I wonder if the rest of the block starts to follow suit and build upwards or if this building just remains a thumb
I love this, tasteful height for the proportion around it, also means minimal car parking below ground which is always a win. I have zero confidence in the quality of taller buildings not having super ugly and pedestrian-street experiencing killing parking podiums. So until we’re able to have consistent minimal underground car parking in every high rise, I’m going to be an advocate for these low to medium rise buildings every time.
Elegant design. The height is a joke. This should be minimum 3 times as tall. Last year
the alderman cancelled a 300 foot building across the street by the same architect. Because the people in an adjacent 600 foot building were concerned about “traffic”. Its a wonder anyone still invests in this city at all.

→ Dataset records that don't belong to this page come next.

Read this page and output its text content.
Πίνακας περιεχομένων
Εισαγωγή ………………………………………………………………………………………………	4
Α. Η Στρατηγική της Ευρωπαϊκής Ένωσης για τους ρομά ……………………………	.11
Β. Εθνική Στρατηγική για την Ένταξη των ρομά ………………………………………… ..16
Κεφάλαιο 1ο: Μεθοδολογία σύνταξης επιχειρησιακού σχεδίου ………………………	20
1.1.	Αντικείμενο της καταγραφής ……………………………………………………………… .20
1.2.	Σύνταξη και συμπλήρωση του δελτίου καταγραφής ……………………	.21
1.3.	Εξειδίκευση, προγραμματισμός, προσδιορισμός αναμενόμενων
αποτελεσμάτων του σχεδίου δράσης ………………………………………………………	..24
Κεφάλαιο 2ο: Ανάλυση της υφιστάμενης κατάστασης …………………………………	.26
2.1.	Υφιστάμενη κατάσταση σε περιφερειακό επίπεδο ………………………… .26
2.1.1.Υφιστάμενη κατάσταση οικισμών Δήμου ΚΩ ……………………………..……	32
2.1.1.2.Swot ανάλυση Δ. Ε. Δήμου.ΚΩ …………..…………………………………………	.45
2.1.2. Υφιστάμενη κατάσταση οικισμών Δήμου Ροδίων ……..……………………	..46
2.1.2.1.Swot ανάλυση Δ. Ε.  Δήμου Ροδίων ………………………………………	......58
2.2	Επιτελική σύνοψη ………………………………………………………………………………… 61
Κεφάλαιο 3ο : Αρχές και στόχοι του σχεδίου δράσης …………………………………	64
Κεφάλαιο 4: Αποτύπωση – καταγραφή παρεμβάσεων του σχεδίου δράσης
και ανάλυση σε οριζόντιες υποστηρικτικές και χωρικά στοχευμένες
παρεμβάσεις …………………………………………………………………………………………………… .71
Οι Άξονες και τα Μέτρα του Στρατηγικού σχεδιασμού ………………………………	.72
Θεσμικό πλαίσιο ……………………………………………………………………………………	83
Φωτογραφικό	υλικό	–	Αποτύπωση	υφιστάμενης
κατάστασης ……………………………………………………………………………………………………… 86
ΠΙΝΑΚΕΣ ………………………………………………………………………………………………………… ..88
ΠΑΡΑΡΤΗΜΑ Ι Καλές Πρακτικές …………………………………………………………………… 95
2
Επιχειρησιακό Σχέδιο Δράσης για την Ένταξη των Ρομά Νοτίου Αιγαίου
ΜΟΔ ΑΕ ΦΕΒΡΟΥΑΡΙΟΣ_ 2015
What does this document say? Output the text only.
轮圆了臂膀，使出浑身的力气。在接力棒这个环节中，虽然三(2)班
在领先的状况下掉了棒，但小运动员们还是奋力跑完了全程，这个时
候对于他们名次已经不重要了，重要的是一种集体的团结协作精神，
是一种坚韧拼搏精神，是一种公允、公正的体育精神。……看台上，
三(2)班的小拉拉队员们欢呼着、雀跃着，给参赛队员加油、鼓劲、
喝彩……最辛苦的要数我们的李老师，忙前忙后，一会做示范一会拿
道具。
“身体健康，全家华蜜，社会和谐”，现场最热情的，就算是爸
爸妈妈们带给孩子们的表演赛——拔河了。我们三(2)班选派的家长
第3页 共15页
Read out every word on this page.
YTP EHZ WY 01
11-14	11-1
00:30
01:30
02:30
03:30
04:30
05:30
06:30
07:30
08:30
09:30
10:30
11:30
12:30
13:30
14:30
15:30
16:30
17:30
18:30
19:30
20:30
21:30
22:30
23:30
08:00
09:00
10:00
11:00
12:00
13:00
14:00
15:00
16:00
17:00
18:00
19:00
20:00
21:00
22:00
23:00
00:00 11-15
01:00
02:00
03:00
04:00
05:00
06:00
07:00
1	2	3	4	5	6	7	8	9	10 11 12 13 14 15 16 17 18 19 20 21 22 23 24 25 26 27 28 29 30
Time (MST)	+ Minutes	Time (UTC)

Stone? Brass? Active Base and lower levels? Below-Grade Parking? Classy? If only if it were 40 stories we’d know how spoiled New Yorkers must feel .
Really nice design. SO glad its not another HACKshorn Plunkard turd! Now just make it taller for gods sakes!!!!
It will be interesting to see how many other developments in this Rush street corridor start becoming taller once that Barnes and Noble building bites the dust. It’s too bad this building isn’t taller and that it couldn’t take over that 2 story Vans store next door!